The intervention that I propose is an education initiative. This is arguably the most effective type of intervention because the fundamental problem lies in a lack of awareness and education in the rural community, which leads to later diagnosis and an earlier generational onset of diabetes that results in mortality. The education initiative is comprised of two steps: firstly, establish accessible health education classes as primary prevention, and secondly, promote open discussions through the utilization of Chinese Traditional Medicine culture for screenings on a secondary prevention level. This initiative will be funded by expenses already being invested by the government on this epidemic.
Most rural families use agriculture as their primary source of income, acquiring a large plot of land and often using the help of their young children for labor (Westmore, 2015).
Therefore, The Ministry of Agriculture should implement a new policy that as part of acquiring or renewing an agricultural land license, all households must take a free information class on diabetes.

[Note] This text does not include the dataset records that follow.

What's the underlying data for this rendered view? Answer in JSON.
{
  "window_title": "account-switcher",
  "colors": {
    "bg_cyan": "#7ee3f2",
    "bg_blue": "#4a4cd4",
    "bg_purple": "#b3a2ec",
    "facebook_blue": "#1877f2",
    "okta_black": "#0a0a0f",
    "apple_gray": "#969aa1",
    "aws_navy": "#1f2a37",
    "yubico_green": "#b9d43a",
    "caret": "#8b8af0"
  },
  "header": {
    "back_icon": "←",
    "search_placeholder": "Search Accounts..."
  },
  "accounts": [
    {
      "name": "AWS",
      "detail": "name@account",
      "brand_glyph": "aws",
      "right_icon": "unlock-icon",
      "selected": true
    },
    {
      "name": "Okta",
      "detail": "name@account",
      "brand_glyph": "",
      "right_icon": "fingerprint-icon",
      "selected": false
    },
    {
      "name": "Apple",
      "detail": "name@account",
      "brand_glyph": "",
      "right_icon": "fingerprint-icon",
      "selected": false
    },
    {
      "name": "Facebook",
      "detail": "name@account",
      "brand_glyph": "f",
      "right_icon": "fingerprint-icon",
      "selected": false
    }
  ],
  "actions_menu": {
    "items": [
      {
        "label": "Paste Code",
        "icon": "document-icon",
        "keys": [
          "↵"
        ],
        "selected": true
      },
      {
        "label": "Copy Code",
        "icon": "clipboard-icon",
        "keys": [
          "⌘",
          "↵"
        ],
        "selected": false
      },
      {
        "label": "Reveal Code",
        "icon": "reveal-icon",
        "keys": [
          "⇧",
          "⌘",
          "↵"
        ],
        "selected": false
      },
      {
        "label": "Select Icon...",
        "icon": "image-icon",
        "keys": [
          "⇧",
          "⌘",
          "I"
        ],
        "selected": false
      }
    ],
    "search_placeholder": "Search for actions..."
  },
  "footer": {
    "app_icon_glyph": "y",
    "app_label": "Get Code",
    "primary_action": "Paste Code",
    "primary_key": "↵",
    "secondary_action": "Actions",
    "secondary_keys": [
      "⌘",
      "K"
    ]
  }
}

Moreover, it should be stated that all members who participate in agricultural activities must take it. This ensures that children who drop out of school to work will still receive the proper health education they need. The class will be a collaborative effort between key players, led by the local physicians and teachers. The information would focus on prevention, including proper nutrition and dieting, healthy lifestyle and behavioral activities.
The goal is to stimulate awareness about the main causes of diabetes and how these can be addressed through proper self-management. The information can be put into action with simple, take-home tools for the participants, including weekly food charts to track eating habits, simple local recipes, and setting exercise goals. This first step can be seen as addressing the socioeconomic factors which contribute to high mortality, which according to Friedens health impact pyramid has the biggest impact (Frieden, 2010).

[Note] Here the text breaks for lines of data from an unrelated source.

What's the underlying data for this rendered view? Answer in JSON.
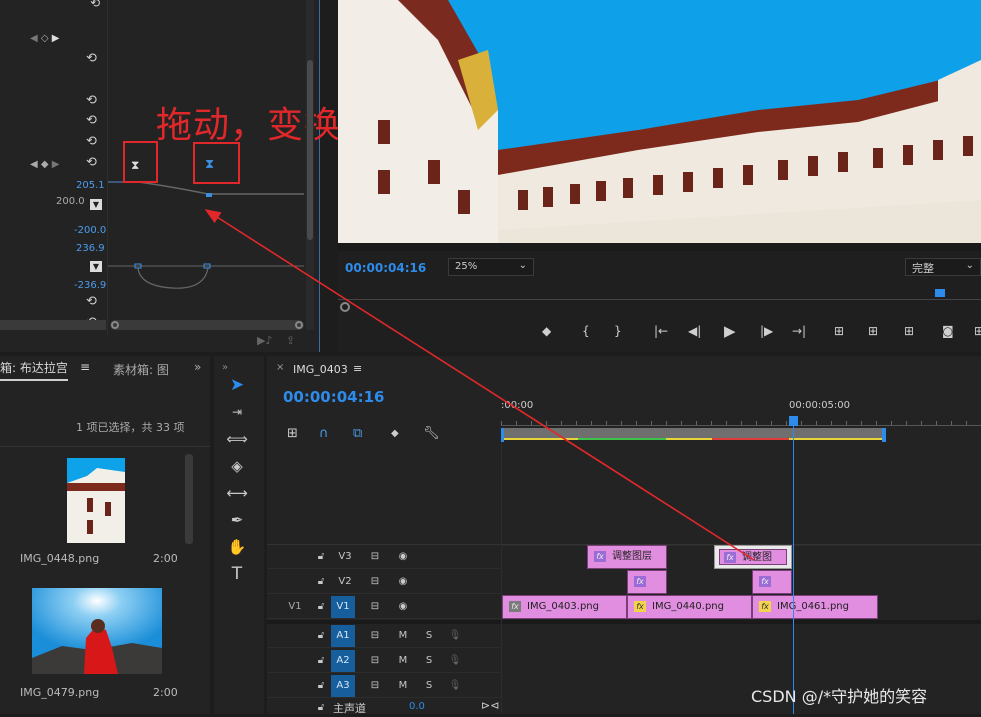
{
  "effect_controls": {
    "values": {
      "v1": "205.1",
      "v2": "200.0",
      "v3": "-200.0",
      "v4": "236.9",
      "v5": "-236.9"
    },
    "annotation_text": "拖动，变换位置"
  },
  "program_monitor": {
    "timecode": "00:00:04:16",
    "zoom": "25%",
    "quality": "完整"
  },
  "project_panel": {
    "tab1": "箱: 布达拉宫",
    "tab2": "素材箱: 图",
    "selection_info": "1 项已选择，共 33 项",
    "items": [
      {
        "name": "IMG_0448.png",
        "duration": "2:00"
      },
      {
        "name": "IMG_0479.png",
        "duration": "2:00"
      }
    ]
  },
  "timeline": {
    "sequence_name": "IMG_0403",
    "timecode": "00:00:04:16",
    "ruler": {
      "start": ":00:00",
      "mark": "00:00:05:00"
    },
    "tracks": {
      "v3": "V3",
      "v2": "V2",
      "v1": "V1",
      "v1_source": "V1",
      "a1": "A1",
      "a2": "A2",
      "a3": "A3",
      "master": "主声道",
      "master_value": "0.0"
    },
    "mute": "M",
    "solo": "S",
    "clips": {
      "v3_a": "调整图层",
      "v3_b": "调整图",
      "v1_a": "IMG_0403.png",
      "v1_b": "IMG_0440.png",
      "v1_c": "IMG_0461.png",
      "fx": "fx"
    }
  },
  "watermark": "CSDN @/*守护她的笑容",
  "colors": {
    "accent_blue": "#2d8ceb",
    "clip_pink": "#e28ee0",
    "annotation_red": "#e0282a",
    "sky_blue": "#0fa0ea"
  }
}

Part of educating the rural population on diabetes surrounds changing the social stigma which hinders individuals to get diagnosed early on. This can be addressed through offering free screenings at local traditional medicine facilities operated by village doctors. This is important because the second step in this education initiative would be to promote open discussions through its integration into traditional Chinese medicine culture, which is highly prevalent in rural provinces (Li, et al., 2015). These traditional facilities are already highly utilized by the community for other purposes.

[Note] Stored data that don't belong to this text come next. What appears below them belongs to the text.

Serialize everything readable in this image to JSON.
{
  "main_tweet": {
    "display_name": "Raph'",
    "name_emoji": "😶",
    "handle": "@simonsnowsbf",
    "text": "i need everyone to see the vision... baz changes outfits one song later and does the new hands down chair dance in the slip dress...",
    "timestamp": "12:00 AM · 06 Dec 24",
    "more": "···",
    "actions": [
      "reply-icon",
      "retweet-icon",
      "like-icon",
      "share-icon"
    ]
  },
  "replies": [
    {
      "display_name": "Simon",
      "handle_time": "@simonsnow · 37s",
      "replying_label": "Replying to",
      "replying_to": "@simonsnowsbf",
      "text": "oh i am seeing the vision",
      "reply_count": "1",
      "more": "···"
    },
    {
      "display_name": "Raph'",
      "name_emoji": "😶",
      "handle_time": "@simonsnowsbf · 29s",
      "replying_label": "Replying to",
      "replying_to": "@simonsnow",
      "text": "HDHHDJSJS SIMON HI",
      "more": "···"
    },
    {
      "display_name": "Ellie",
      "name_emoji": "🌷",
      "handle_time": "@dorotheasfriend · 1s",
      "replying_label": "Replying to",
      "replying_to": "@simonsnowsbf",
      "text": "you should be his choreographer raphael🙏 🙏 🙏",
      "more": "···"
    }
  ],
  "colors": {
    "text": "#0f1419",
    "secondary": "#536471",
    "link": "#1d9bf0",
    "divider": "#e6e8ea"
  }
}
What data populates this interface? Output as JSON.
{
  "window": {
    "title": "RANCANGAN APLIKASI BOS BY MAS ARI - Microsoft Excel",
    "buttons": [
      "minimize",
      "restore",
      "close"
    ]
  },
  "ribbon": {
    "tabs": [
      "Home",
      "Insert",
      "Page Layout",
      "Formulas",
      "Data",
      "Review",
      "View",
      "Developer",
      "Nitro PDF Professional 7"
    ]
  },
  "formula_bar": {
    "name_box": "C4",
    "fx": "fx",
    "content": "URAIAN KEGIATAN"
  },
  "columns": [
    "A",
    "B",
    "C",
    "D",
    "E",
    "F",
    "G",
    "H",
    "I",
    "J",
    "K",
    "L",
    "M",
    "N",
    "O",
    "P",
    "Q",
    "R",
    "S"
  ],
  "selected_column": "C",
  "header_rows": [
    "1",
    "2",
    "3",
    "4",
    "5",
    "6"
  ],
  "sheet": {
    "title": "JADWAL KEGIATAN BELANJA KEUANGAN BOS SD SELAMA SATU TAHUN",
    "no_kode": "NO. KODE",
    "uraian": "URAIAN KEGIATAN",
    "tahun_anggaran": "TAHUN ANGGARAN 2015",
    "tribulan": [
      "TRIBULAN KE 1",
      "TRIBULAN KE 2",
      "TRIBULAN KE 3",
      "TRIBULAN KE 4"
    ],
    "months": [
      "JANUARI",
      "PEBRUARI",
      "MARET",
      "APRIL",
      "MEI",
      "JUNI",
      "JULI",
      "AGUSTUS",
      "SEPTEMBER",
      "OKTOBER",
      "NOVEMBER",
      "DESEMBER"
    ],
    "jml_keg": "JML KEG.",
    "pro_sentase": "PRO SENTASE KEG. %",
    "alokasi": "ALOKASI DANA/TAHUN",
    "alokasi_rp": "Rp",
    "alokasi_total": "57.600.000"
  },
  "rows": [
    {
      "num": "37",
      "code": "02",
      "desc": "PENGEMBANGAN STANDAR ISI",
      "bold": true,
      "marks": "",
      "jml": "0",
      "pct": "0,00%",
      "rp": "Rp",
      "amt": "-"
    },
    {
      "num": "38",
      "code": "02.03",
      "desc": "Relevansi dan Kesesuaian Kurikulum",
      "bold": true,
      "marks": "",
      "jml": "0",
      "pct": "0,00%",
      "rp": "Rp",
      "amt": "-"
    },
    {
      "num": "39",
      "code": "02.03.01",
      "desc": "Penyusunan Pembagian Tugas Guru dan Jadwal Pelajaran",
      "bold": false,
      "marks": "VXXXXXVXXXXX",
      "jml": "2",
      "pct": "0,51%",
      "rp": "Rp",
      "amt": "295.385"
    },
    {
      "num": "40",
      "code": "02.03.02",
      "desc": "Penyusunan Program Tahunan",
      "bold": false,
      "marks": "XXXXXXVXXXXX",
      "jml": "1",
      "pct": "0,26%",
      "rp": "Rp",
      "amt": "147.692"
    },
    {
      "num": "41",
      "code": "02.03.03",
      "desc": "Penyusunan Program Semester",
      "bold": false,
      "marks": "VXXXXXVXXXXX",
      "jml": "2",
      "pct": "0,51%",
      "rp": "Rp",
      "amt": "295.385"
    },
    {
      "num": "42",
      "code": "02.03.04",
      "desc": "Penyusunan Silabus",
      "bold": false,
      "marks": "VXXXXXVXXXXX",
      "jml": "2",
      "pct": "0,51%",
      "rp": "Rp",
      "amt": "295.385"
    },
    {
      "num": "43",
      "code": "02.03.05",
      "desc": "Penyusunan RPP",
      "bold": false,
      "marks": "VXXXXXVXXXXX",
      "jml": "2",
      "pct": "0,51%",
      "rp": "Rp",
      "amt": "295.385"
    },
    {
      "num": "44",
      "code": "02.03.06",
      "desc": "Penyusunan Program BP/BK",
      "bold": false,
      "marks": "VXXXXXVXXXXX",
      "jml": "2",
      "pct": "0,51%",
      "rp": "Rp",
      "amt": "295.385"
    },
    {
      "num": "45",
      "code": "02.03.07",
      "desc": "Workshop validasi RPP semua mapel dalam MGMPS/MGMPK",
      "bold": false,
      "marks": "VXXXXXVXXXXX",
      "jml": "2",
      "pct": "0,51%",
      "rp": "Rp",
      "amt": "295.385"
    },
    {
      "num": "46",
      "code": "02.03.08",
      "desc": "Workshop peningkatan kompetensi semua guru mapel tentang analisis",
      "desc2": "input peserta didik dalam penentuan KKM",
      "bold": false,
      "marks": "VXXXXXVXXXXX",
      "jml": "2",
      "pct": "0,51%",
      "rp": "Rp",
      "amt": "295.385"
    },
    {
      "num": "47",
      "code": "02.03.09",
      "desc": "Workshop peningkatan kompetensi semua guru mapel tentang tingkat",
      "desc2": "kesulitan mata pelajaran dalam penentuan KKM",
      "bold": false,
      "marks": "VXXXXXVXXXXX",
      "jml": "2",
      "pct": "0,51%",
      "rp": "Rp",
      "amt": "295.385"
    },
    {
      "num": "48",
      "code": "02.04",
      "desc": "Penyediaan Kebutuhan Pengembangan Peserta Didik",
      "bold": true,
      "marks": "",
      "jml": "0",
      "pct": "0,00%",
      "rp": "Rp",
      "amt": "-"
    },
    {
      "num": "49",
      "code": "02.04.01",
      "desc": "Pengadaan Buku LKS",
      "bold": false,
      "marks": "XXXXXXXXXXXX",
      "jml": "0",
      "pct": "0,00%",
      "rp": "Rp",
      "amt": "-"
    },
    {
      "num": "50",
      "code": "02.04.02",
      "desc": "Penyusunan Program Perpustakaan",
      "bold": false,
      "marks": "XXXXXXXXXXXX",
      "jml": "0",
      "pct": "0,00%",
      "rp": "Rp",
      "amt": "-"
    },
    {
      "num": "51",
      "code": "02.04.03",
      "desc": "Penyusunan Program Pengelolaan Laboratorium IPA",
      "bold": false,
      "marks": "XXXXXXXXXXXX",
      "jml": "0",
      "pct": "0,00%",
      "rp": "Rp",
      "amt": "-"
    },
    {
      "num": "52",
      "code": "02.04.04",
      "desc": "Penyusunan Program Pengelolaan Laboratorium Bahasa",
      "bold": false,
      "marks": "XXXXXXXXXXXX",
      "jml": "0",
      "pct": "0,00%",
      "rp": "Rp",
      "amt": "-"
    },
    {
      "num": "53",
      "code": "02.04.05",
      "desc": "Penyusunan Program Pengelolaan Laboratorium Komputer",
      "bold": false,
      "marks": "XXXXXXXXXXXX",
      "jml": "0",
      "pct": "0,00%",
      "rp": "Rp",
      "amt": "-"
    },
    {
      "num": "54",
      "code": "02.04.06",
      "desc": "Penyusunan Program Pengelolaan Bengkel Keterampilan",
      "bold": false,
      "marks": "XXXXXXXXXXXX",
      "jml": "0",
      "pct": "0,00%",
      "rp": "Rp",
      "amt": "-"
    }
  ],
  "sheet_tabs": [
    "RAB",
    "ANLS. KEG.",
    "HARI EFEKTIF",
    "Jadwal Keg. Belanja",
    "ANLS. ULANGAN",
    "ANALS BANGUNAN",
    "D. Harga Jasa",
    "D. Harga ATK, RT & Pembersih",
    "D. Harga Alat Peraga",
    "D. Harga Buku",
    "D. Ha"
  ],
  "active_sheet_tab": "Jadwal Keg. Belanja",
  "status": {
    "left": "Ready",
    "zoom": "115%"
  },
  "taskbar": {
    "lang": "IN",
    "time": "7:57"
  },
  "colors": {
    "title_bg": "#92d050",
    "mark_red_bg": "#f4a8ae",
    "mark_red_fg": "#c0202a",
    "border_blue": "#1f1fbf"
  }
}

Diabetes screening does not require high levels of training, thus it would be more effective to train traditional practitioners who are readily available instead of providing inpatient treatment in distant hospitals. Village doctors can talk about the condition during screenings through a lens of culture that is already widely accepted. The second step is arguably changing the context of rural life to make individuals default decisions healthy since they would have to expend significant energy not to benefit from the free screening (Frieden, 2010). Its purpose would thus be to balance the issue of distrust in modern medicine and techniques that the first step might experience.
In conclusion, the two steps reflect the yin and yang of health education, balancing opposing cultures of public health to reach an effective solution. Building a holistic understanding of diabetes can improve the information that is currently available to rural populations. Increased knowledge will have a large impact on reducing diabetes-related mortality by preventing it from occurring at all.